A common, cross asset problem, to using purchased historical market data (even when it can be procured) is that of timestamp synchronization. This is a specific case of what might be termed “infrastructure idiosyncrasies” in which market data originating from the same source will be recorded slightly differently by virtue of differences in the distance, connectivity and hardware and software recording devices. In the case of forex market data, the large number and variety of liquidity sources exacerbates this problem.
These characteristics of historical forex market data are less troublesome when just using daily forex rates but the problem becomes more important as the required granularity of market data increases (meaning more frequent quote data is required). In the case of back-testing intra-day trading strategies and algorithmic execution strategies, purchased forex data is of little value. Similarly, transaction cost analysis (TCA) becomes much more relevant when assessed within the context of what was available, quote-wise, and available across multiple liquidity providers for a specific buy-side firm.
There is little point in performing TCA on market data with quotes unattainable to the firm in question! Traditional, ex post, TCA is much more valuable when used in the context of pre-trade and real-time TCA. The ability to change dynamically algorithmic execution “in flight” is a powerful capability which by its very nature dictates that historical market data is in fact recorded data from the same feed as is used for live trading.
The screenshots below are taken from the TimeBase time-series database. They depict historical EUR/USD for the same time period (one hour on March 11, 2015) in a consolidated order book comprising several banks, technology platforms and ECNs (Figure 1) and individual order books for a constituent bank and technology platform (Figures 2 & 3). The red and green strips are different levels of bid and offer quotes: the length of the strip indicating the time duration the quote existed at that level. Even cursory visual inspection reveals significant differences that the intra-day and algorithmic trader would want to know.
Figure 1 – EUR/USD Aggregated Order Book for one hour
Figure 2 – EUR/USD Order Book for the same one hour from a global bank
Figure 3 – EUR/USD Order Book for the same one hour from a trading platform
The traditional manner of recording live data is to stream to data files for subsequent retrieval. This works but utilisation of historical data recorded in this way usually suffers from three deficiencies:
1) The strategy which needs to be back-tested on the historical data typically uses different technology than the same strategy running live.
2) As such, there is no seamless transition from historical to real-time data. Further, the very concept of comingling historical and real-time data is unfortunately anathema in many set-ups. This is unfortunate as the benefits of dynamic algorithmic execution require just such simultaneous access of both real-time and historical data.
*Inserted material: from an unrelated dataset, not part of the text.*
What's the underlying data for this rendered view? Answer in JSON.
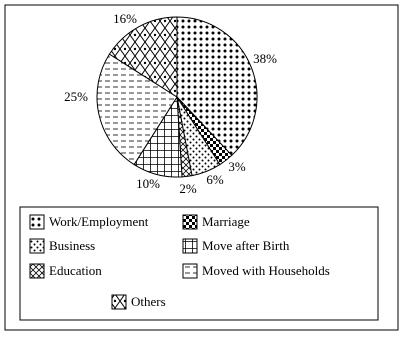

3) There is a difference between back-testing and simulation. Simulation usually implies replaying recent (hours, days) market data through a trading strategy or algorithm. Different in scale, back-testing typically means observing (and subsequently altering) the operation of a strategy or algorithm over months of years of data.
The good news for forex trading participants on both the buy-side and sell-side is that, whilst there are no formal exchanges, three data centres in New York, London and Tokyo have become the de facto physical locations for accessing global forex markets. Major providers of liquidity and technology have made “points of presence” in these data centres meaning that typically a firm just needs to be present in one of them and at worst three. Also, there is now software commercially available whose sole mission is to connect to and make available multiple sources of liquidity comprised of the multiple types of venues. When coupled with built-for-purpose time-series data management software, forex trading participants can now readily deploy the most appropriate method of accessing historical market data: recording it!
By Stuart Farr, President, Deltix, Inc.